During that comparative lull in the next room, he had dropped off to sleep, leaving Melanie wakeful and afraid.

‘She called him a cuckold,’ she hissed into Leonard’s ear.

‘No, the time, I think,’ said the man behind the wall, in the same deadly flat voice, ‘the time I first really hated you, was when you threw the potatoes at me.’

‘Oh, yes, that was a
great
evening,’ she said, in tones chiming with affected pleasure.

‘In front of my own mother.’

‘She seemed to enjoy it as much as I did. Probably longed for years to do it herself.’

‘That was when I first realised.’

‘Why did you stay?’ There was silence. Then, ‘Why stay now? Go on! Go now! I’ll help you to pack. There’s your bloody hairbrush for a start. My God, you look ridiculous when you duck down like that. You sickening little coward.’

‘I’ll kill you.’

‘Oh God, he’ll kill her,’ said Melanie, shaking Leonard roughly.

‘You won’t, you know,’ shouted the other woman.

The telephone rang in the next room.

‘Hello?’ The man’s voice was cautious, ruffled. The receiver was quietly replaced. ‘You see what you’ve done?’ he said. ‘Someone ringing up to complain about the noise you’re making.’

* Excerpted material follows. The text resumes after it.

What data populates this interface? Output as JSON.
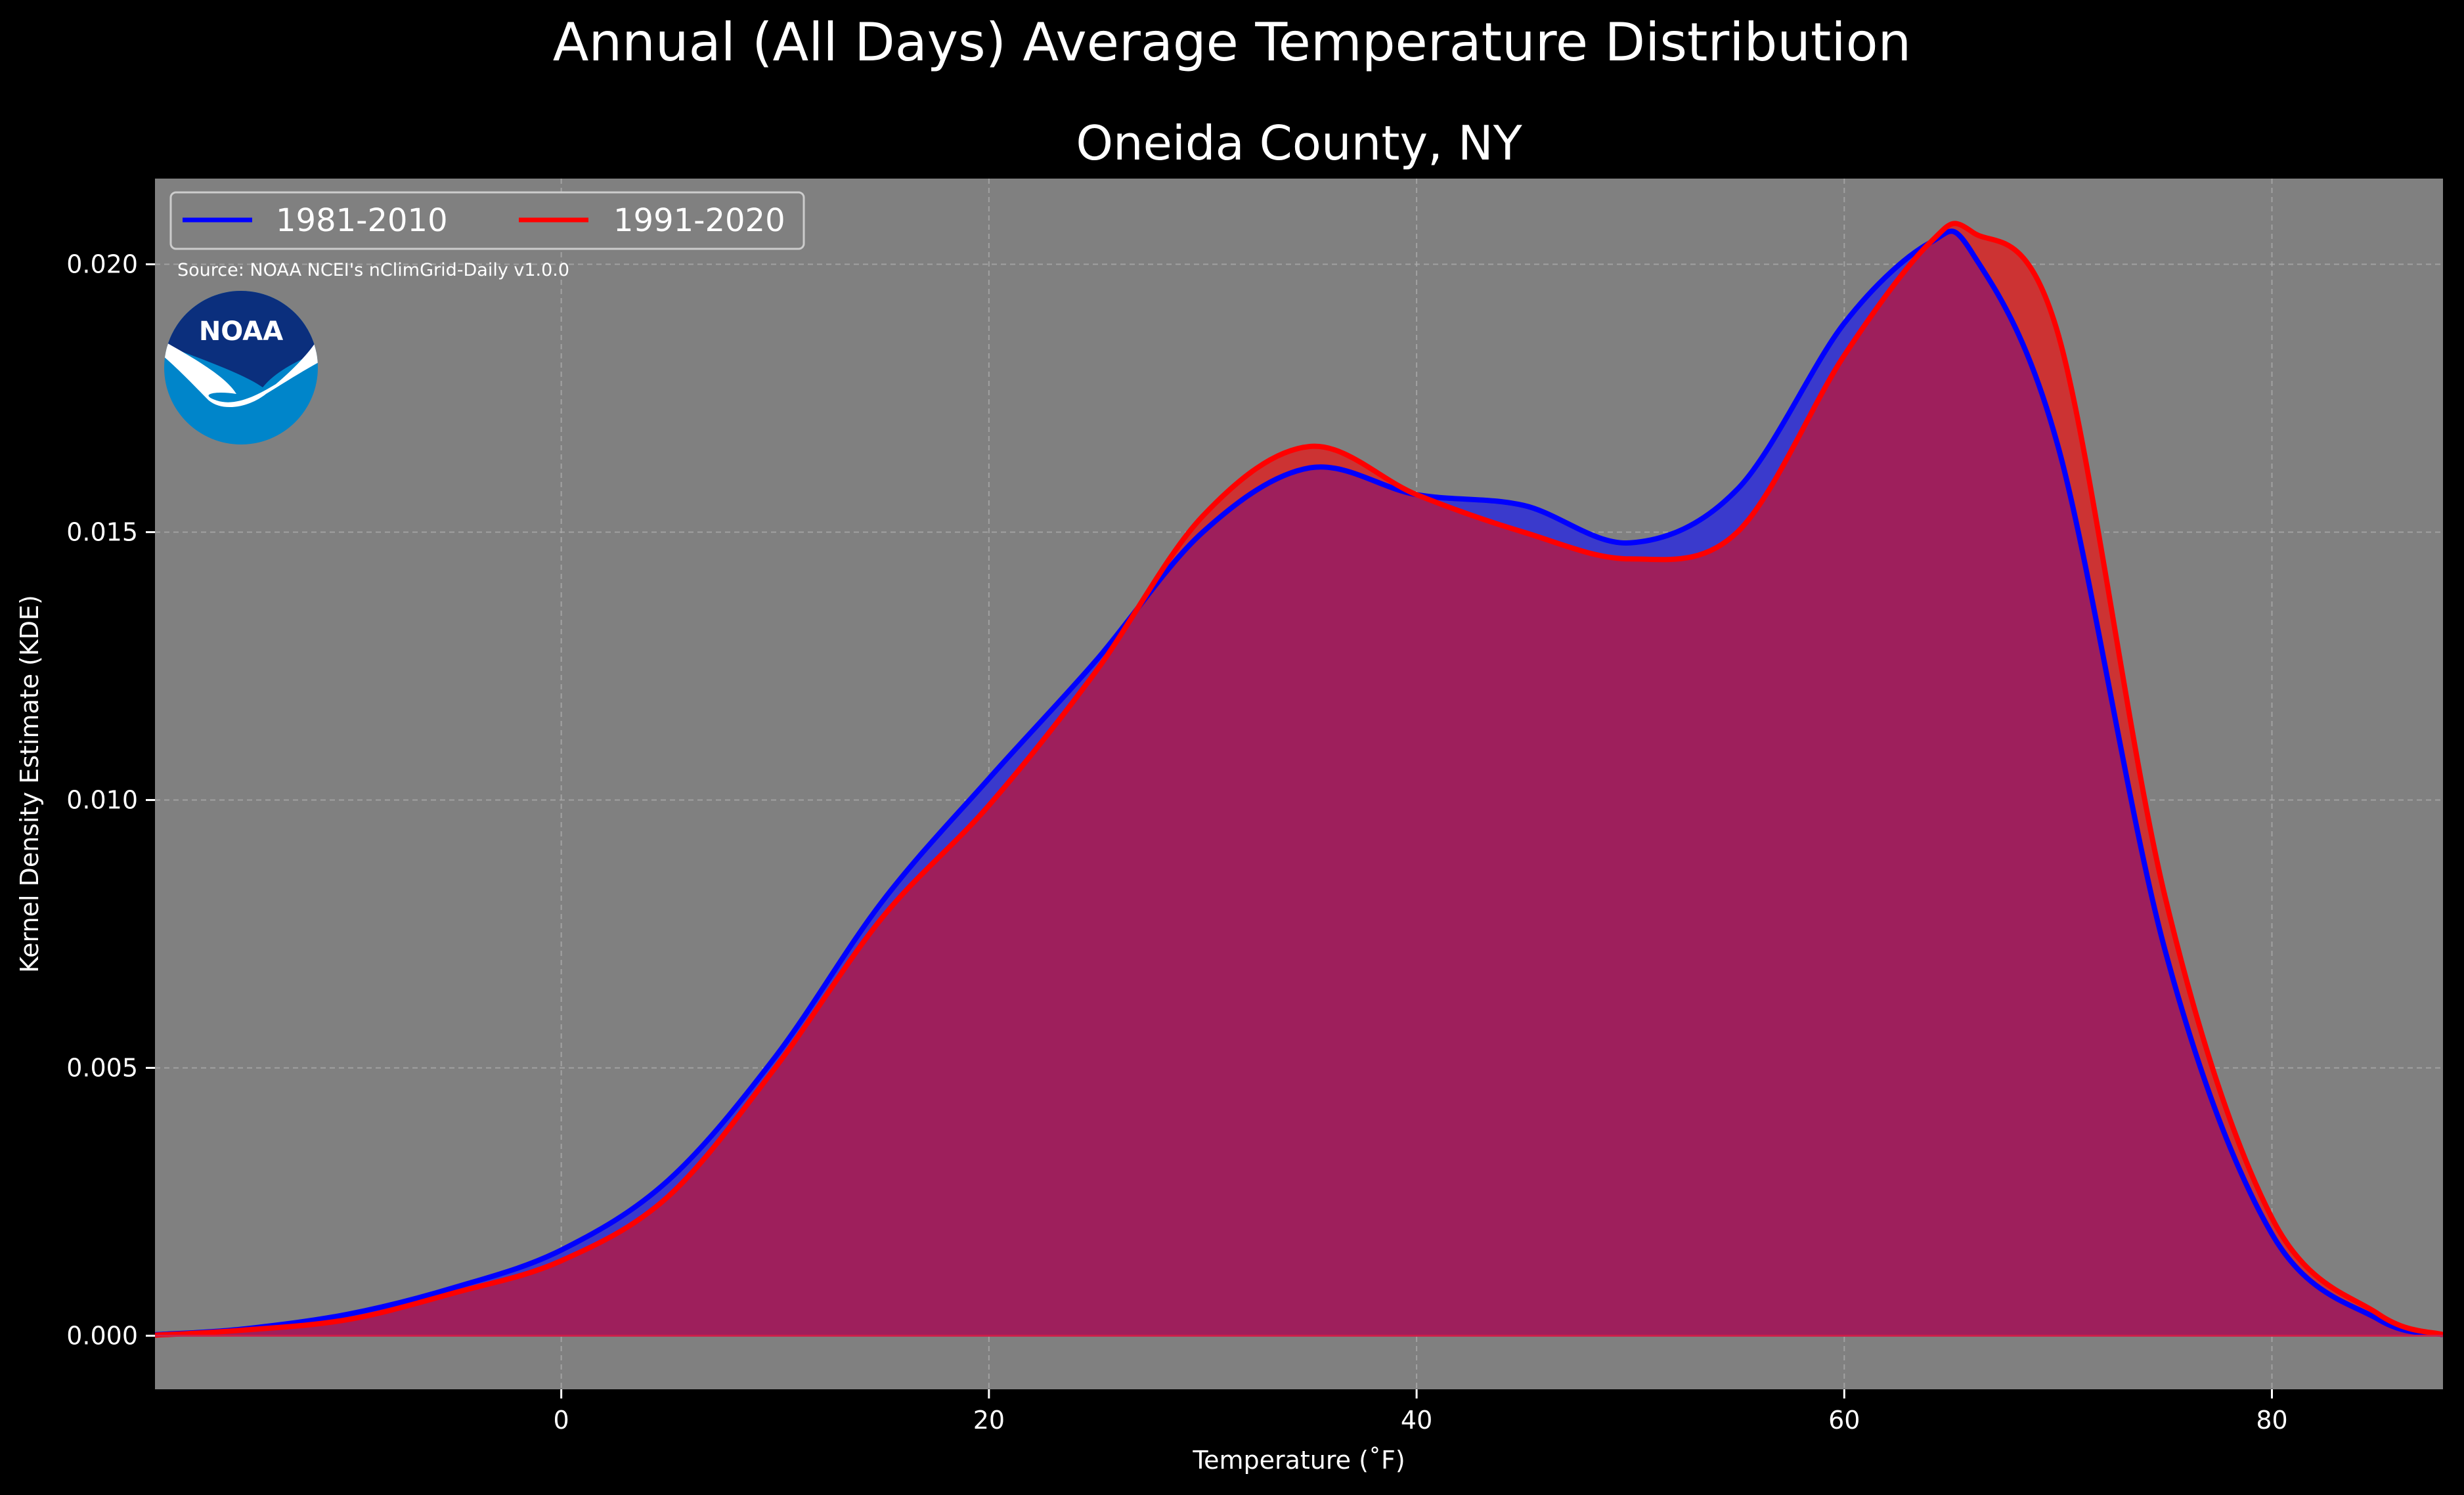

‘You don’t think I give a damn for anyone in a crumby little hotel like this, do you?’

‘Oh, my nerves, my nerves, my nerves,’ the man suddenly groaned. Bed-springs creaked, and Melanie imagined him sinking down on the edge of the bed, his face buried in his hands.

Silence lasted only a minute or two. Leonard was fast asleep now. Melanie lay very still, listening to a mosquito coming and going above her head.

Then the crying began, at first a little sniffing, then a quiet sobbing.

‘Leonard, you must wake up. I can’t lie here alone listening to it. Or
do
something, for heaven’s sake.’

He put out a hand, as if to stave her off, or calm her, without really disturbing his sleep, and this gesture infuriated her. She slapped his hand away roughly.

‘There’s nothing I can do,’ he said, still clinging to the idea of sleep; then, as she flounced over in the bed, turning her back to him, he resignedly sat up and turned on the light. Blinking and tousled, he stared before him, and then leaned over and knocked on the wall once more.


That
won’t do any good,’ said Melanie.

‘Well, their door’s locked, so what else can I do?’

‘Ring up the police.’

‘I can’t do that. Anyhow, I don’t know how to in French.’

‘Well, try. If the hotel was on fire, you’d do something, wouldn’t you?’

Her sharp tone was new to him, and alarming.

‘It’s not really our business.’

‘If he kills her? While you were asleep, she called him a cuckold. I thought he was going to kill her then. And even if he doesn’t, we can’t hope to get any sleep. It’s perfectly horrible. It sounds like a child crying.’